Shift to right in U.S. bourgeois politics: Weakening of two-party setup



{From The Pages Of 'Capitalism's World Disorder' column}  



The excerpt below is from "So Far from God, So Close to Orange County: The Deflationary Drag of Finance Capital" by Socialist Workers Party national secretary Jack Barnes. This report is based on a talk and closing presentation Barnes gave to a regional socialist educational conference held in Los Angeles, California, over the 1994–95 New Year's weekend. The entire report is published in Capitalism's World Disorder: Working-Class Politics at the Millennium (see ad on front page). The book is copyright © Pathfinder Press. The excerpt is reprinted by permission. Subheadings are by the Militant. 

BY JACK BARNES 

How is the pattern of world politics we have been discussing reflected concretely in the class struggle in the United States today? What do workers and youth in this country confront, and what can we do about it?

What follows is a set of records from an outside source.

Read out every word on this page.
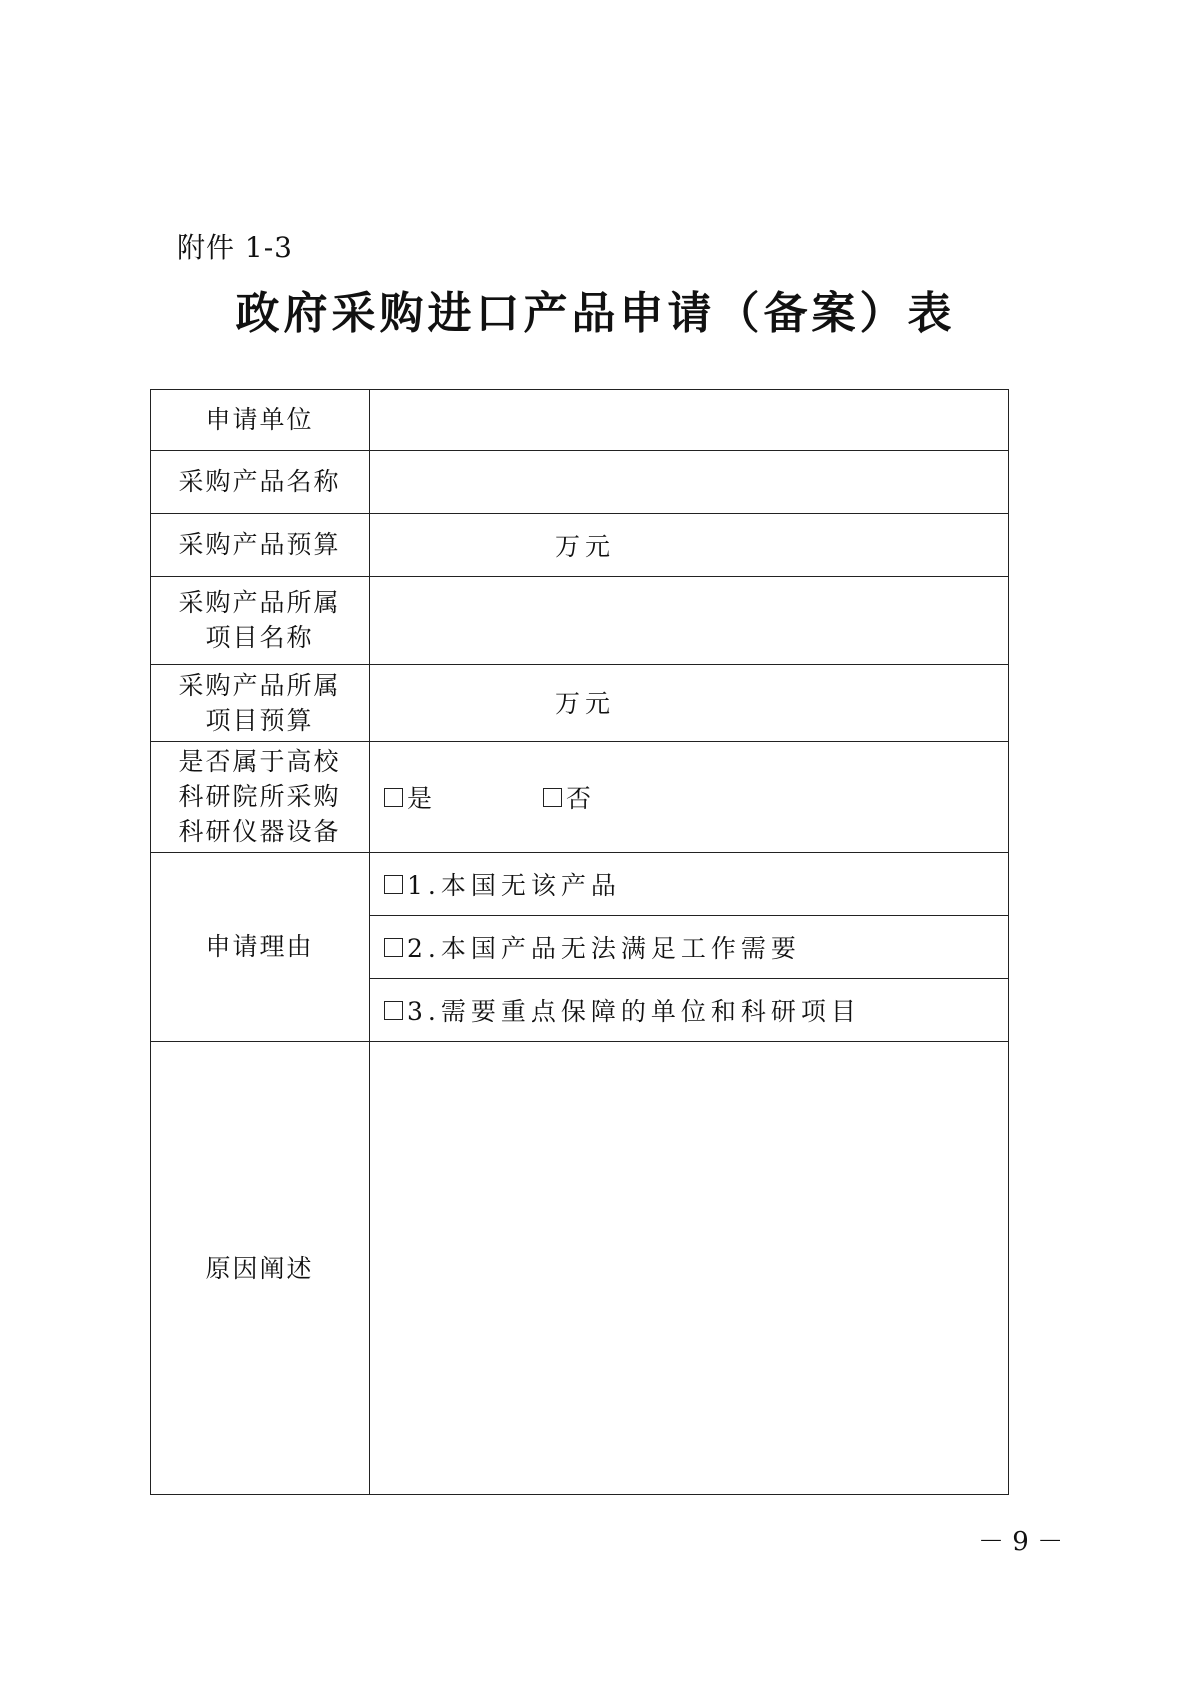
附件 1-3
政府采购进口产品申请（备案）表
申请单位
采购产品名称
采购产品预算
采购产品所属项目名称
采购产品所属项目预算
是否属于高校科研院所采购科研仪器设备
申请理由
原因阐述
万元
万元
是	否
1.本国无该产品
2.本国产品无法满足工作需要
3.需要重点保障的单位和科研项目
－ 9 －
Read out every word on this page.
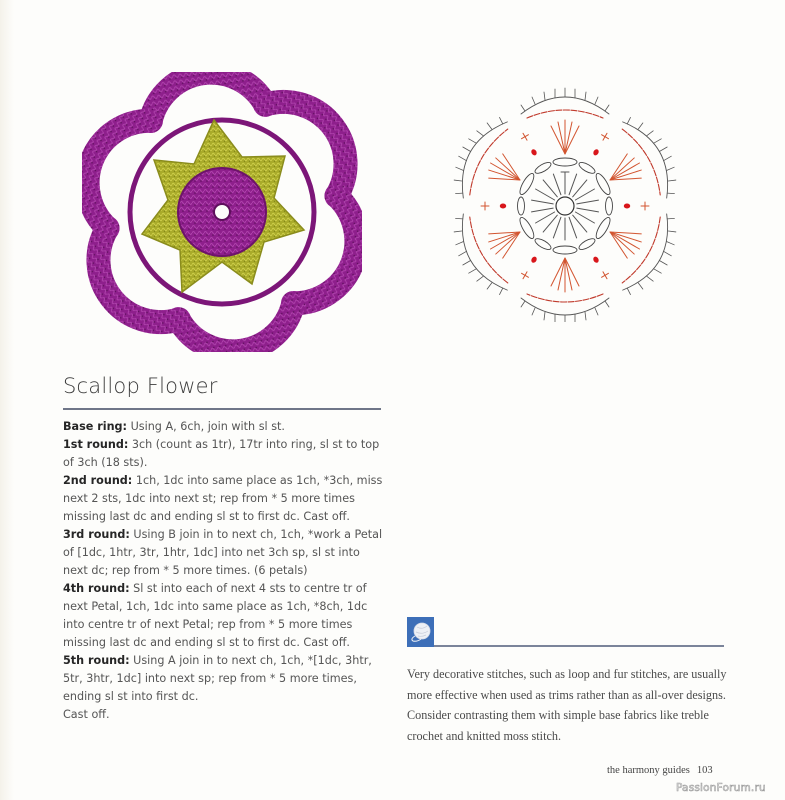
Scallop Flower

Base ring: Using A, 6ch, join with sl st.

1st round: 3ch (count as 1tr), 17tr into ring, sl st to top of 3ch (18 sts).

2nd round: 1ch, 1dc into same place as 1ch, *3ch, miss next 2 sts, 1dc into next st; rep from * 5 more times missing last dc and ending sl st to first dc. Cast off.

3rd round: Using B join in to next ch, 1ch, *work a Petal of [1dc, 1htr, 3tr, 1htr, 1dc] into net 3ch sp, sl st into next dc; rep from * 5 more times. (6 petals)

4th round: Sl st into each of next 4 sts to centre tr of next Petal, 1ch, 1dc into same place as 1ch, *8ch, 1dc into centre tr of next Petal; rep from * 5 more times missing last dc and ending sl st to first dc. Cast off.

5th round: Using A join in to next ch, 1ch, *[1dc, 3htr, 5tr, 3htr, 1dc] into next sp; rep from * 5 more times, ending sl st into first dc.

Cast off.

Very decorative stitches, such as loop and fur stitches, are usually more effective when used as trims rather than as all-over designs. Consider contrasting them with simple base fabrics like treble crochet and knitted moss stitch.
the harmony guides 103
PassionForum.ru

Right after the 1992 presidential elections, a public meeting was organized in New York City in conjunction with a conference of the Socialist Workers Party's National Committee and communist leaders from several other countries. At that public meeting, we said that what was most important about the bourgeoisie's election campaign was the fact that it was not going to end with the counting of the ballots. "America First," the "culture war," building a wall along the border with Mexico — the themes of the ultrarightist Republican primary candidate Patrick Buchanan — continued to resound. The campaign of Ross Perot — who ended up getting 19 percent of the popular vote — and his demagogic appeal to an insecure middle class was not a fleeting phenomenon in bourgeois politics, irrespective of Perot himself. In the course of the 1992 campaign, Clinton had already begun speaking Perot's language, probing measures to erode the social wage won through the labor struggles of the 1930s and civil rights battles of the 1950s and 1960s. The Democratic nominee campaigned on the pledge to "end welfare as we know it."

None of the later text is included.